I live in New Jersey. I am now eighteen and was fourteen when I was admitted to a psych ward. What you say is not true. I was forced to stay there for 31 days (and more if my progress was not up to their standards). The staff were domineering and threatening. I have no idea how you could go so many times and not be permanently institutionalized.
PS: the other patients tried to harm me during my stay. Not an atmosphere conducive to mental well being.
I was just wondering are you locked in your rooms at night or just locked in the general area. Just curious
Hi Taylor,
Your question was forever ago but I’m just now able to respond because I didn’t have access to the net.
In every case where I’ve been in the hospital it has only been the main doors that were locked. The door to the room was never locked, not in Indiana, Kentucky or Texas where they ever locked. Now, as someone so angrily pointed out, there is a difference between a state hospital and a psych ward. I’ve been to psych wards and have never had the room itself locked. Age may make a difference as well. I was never in the hospital as a minor so I have no idea what happens on a ward with minors but I do know in 3 different states I’ve never had my bedroom door locked at night or during the day. I don’t think this is a general practice for your run of the mill adult psych ward. Hope that helps.
Faith
@ Meezy,
I have no experience with being hospitalized as a minor. I’d say the experience is much different especially since it is your parents or guardian that hospitalizes you. Of course in this manner one would feel forced because the decision is up to the guardian. I’d think as a child staying in the hospital would be rather overwhelming. You’re asked to recognize the authority of total strangers and trust them. I think I’d have a hard time with that. I have no idea what its like to be a child in a psych ward but if I had to guess, I think personally I’d be a tad bit uncomfortable. My experiences have been as an adult where I signed myself in willingly. That’s the key to this entry.

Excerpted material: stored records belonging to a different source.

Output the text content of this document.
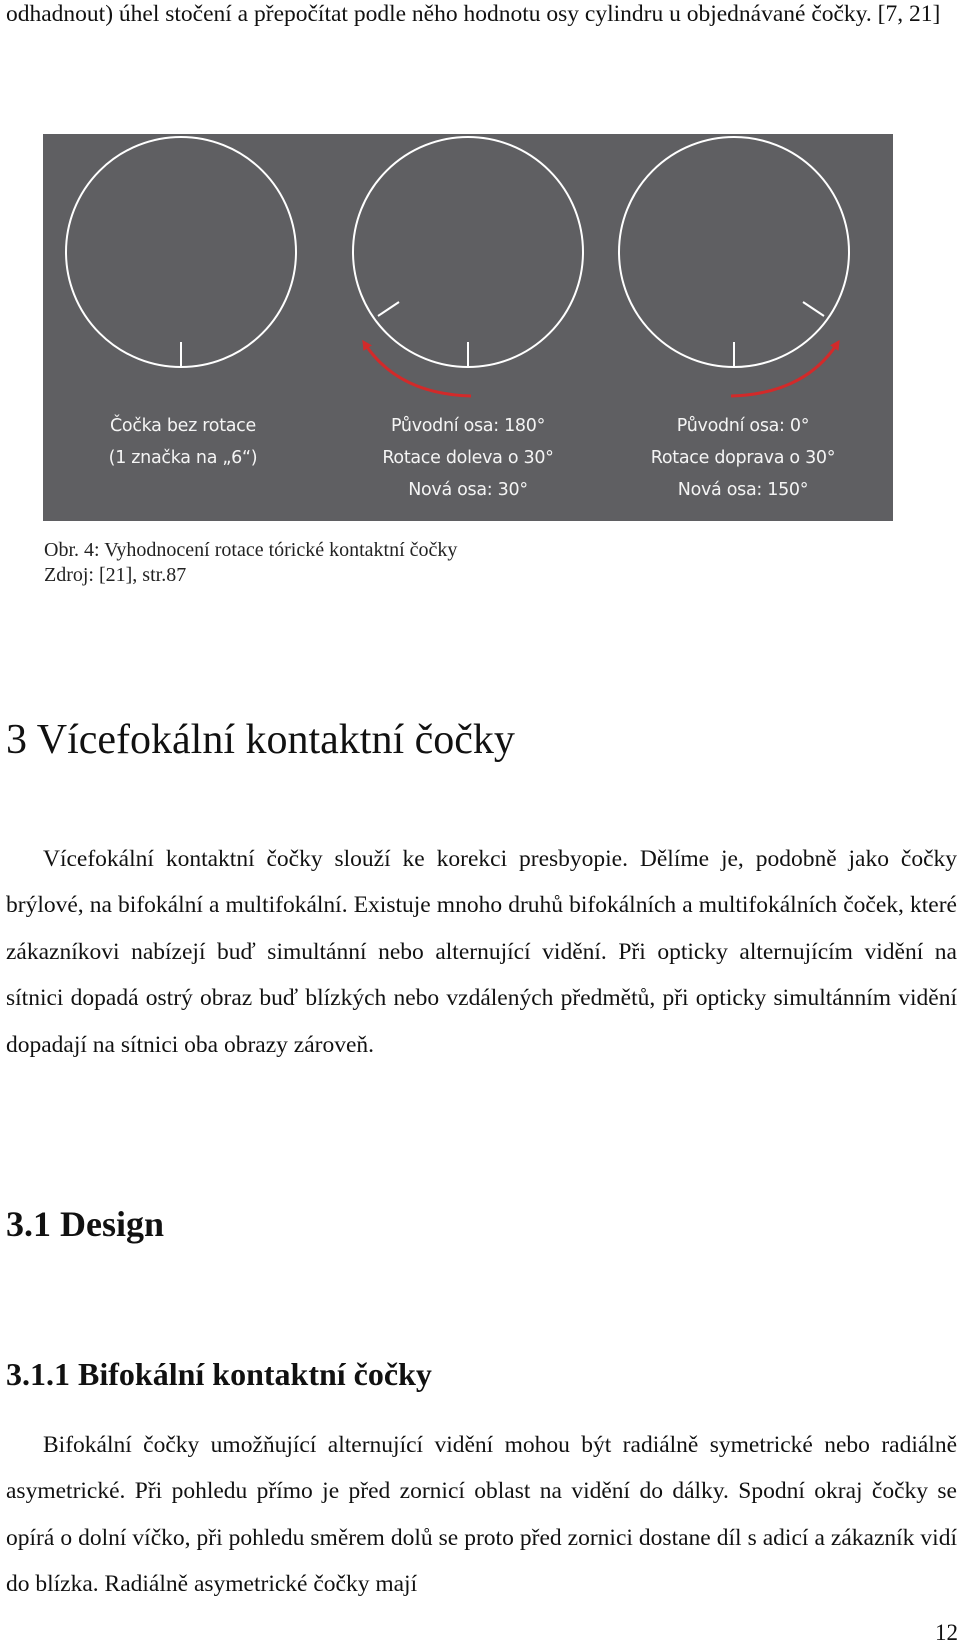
odhadnout) úhel stočení a přepočítat podle něho hodnotu osy cylindru u objednávané čočky. [7, 21]

Čočka bez rotace
(1 značka na „6“)
Původní osa: 180°
Rotace doleva o 30°
Nová osa: 30°
Původní osa: 0°
Rotace doprava o 30°
Nová osa: 150°
Obr. 4: Vyhodnocení rotace tórické kontaktní čočky
Zdroj: [21], str.87
3 Vícefokální kontaktní čočky

Vícefokální kontaktní čočky slouží ke korekci presbyopie. Dělíme je, podobně jako čočky brýlové, na bifokální a multifokální. Existuje mnoho druhů bifokálních a multifokálních čoček, které zákazníkovi nabízejí buď simultánní nebo alternující vidění. Při opticky alternujícím vidění na sítnici dopadá ostrý obraz buď blízkých nebo vzdálených předmětů, při opticky simultánním vidění dopadají na sítnici oba obrazy zároveň.

3.1 Design
3.1.1 Bifokální kontaktní čočky

Bifokální čočky umožňující alternující vidění mohou být radiálně symetrické nebo radiálně asymetrické. Při pohledu přímo je před zornicí oblast na vidění do dálky. Spodní okraj čočky se opírá o dolní víčko, při pohledu směrem dolů se proto před zornici dostane díl s adicí a zákazník vidí do blízka. Radiálně asymetrické čočky mají

12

It is written from the perspective of an adult who signed herself into a psych ward willingly.
when i went to centerpoint illinois the place was crap. i didnt like it there. the staff treated alot of the kids like crap. i remember one kid just got upset (when he was on the phone with his parents) cause his parents were practically abandoning him, so the kid got angry and started cussing (i dont blame him with that kind of parents) so the lady at the front desk started being a bitch, i dont remember everything that she said cause i was too young to understand most of this but i know that she upset him and told him that “if he misbehaves that he could have to stay here forever”. also i agree that its so much worse for kids, i was first hospitalized in center point at the age of 5 for anger issues (i was an extreemly angry child) then later when i was thirteen i was hospitalized at deconess crospoint, illinois (this institute was much much more better, i think they had a few bad apples in the staff but most of them were helpful and descent, also there was one in particular i think his name was jay or something but i think you could relate to him much better cause he knows what its like to go through a tough life and stuff, i always say you cant understand someone (completely)until you’ve gone through what they have gone through, but he used to get into alot of trouble and fights and no one really cared about him so i think that lets people relate to him much better (oh and the food was good there too))
i just think that the entire system should be different.